London fogs were so famous, or should that be infamous, that visitors were most disappointed if it wasn’t foggy when they arrived in the nation’s capital.

But it wasn’t just London that was afflicted by fog.

The Kenilworth Advertiser, in its edition of on Saturday 15 December 1888, enlightened its readers as to some of the causes of fog:-


“Oh, the fog! How choky, smoky, soaky! How freezy, sneezy, wheezy! Didn’t you like it, gentle reader?

Well, I cannot sympathise with you, for I daresay you, like everybody else, had been praying for a touch of winter.

But, you ask, what necessary connection is there between fog and winter?

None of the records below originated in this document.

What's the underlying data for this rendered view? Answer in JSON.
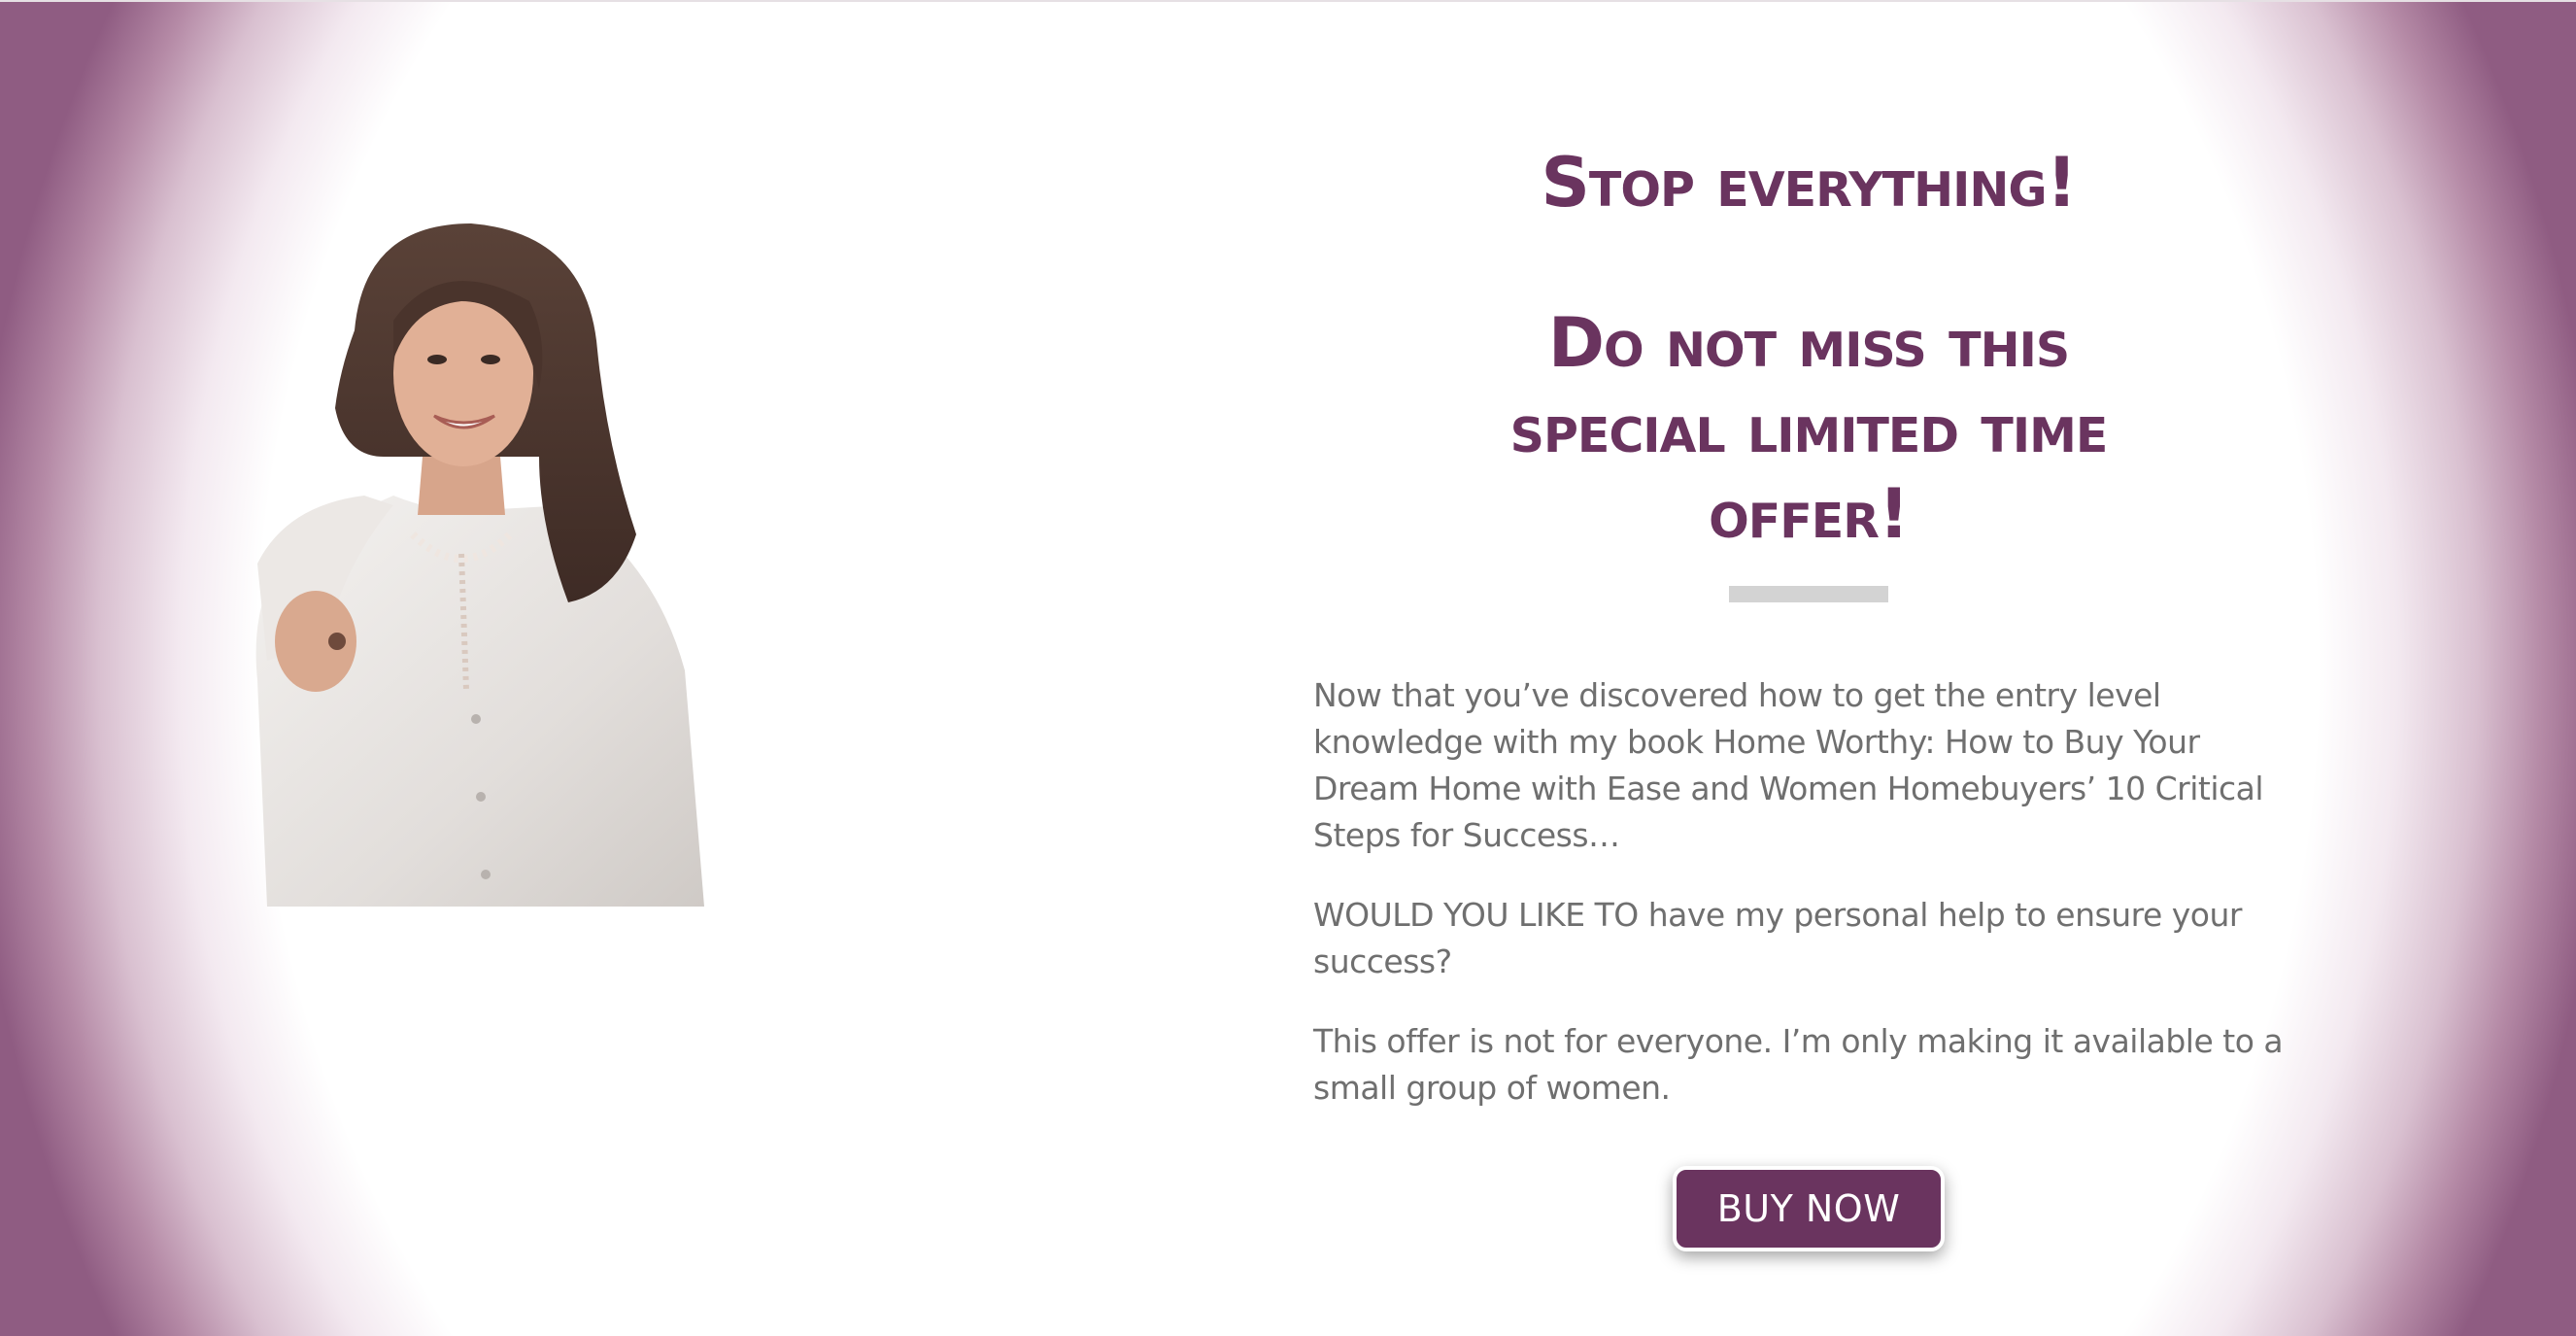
{
  "headline": {
    "line1": "Stop everything!",
    "line2": "Do not miss this special limited time offer!"
  },
  "paragraphs": [
    "Now that you’ve discovered how to get the entry level knowledge with my book Home Worthy: How to Buy Your Dream Home with Ease and Women Homebuyers’ 10 Critical Steps for Success…",
    "WOULD YOU LIKE TO have my personal help to ensure your success?",
    "This offer is not for everyone. I’m only making it available to a small group of women."
  ],
  "cta": {
    "label": "BUY NOW"
  },
  "colors": {
    "accent": "#6a345f",
    "text": "#6f6f6f",
    "divider": "#d3d3d3",
    "vignette": "#8f5c82"
  }
}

Only this, that after so much mild, damp weather as we have been experiencing, we could not get a fall in the temperature without fog resulting.

An illustration showing people moving around in a London fog.
A London Fog. From The Illustrated London News, Saturday 22nd December 1849. Copyright, The British Library Board.


You are still incredulous, and seek more information.

Well, you should know that the air at a temperature of 60 degs. contains nearly 6 grains of water for each cubic foot.

That isn’t much, you say.

Isn’t it?


Let us apply the figures to a large volume of air, say the quantity over the town of Kenilworth, to a height of a quart of a mile. How much water would that contain?

Why, it could, would, and often does hold in suspension more than ten times the daily water supply of the town, in the form of invisible vapour.

People going about the streets of London in a fog.
From The Illustrated London News. Copyright, The British Library Board.


Now, do you see the why and the wherefore of the damp fog? The warmer the air (and goodness knows it has been warm enough lately) the more vapour it can contain, and as the air is cooled in bulk the moisture is ultimately deposited in the form of mist or fog.

But there is something else quite as necessary as water for the formation of fog.

I mean dust.


Oh, you say, how ridiculous! Surely you must be joking!

Nothing of the kind. If there was no dust there would be no fog, for it is on the dust particles that the aqueous vapour condenses and produces the droplets that constitute fog or mist.

A scientist has calculated that a cubic inch of air taken from an ordinary room about four feet from the floor contains as many particles as there are inhabitants in Great Britain!

The mast of a ship seen in a fog on the River Thames.
The Foggy River Thames.


Can you see through that?

If not, I am afraid there is a mist (ery) somewhere, and that the fogginess of the subject has proved contagious.”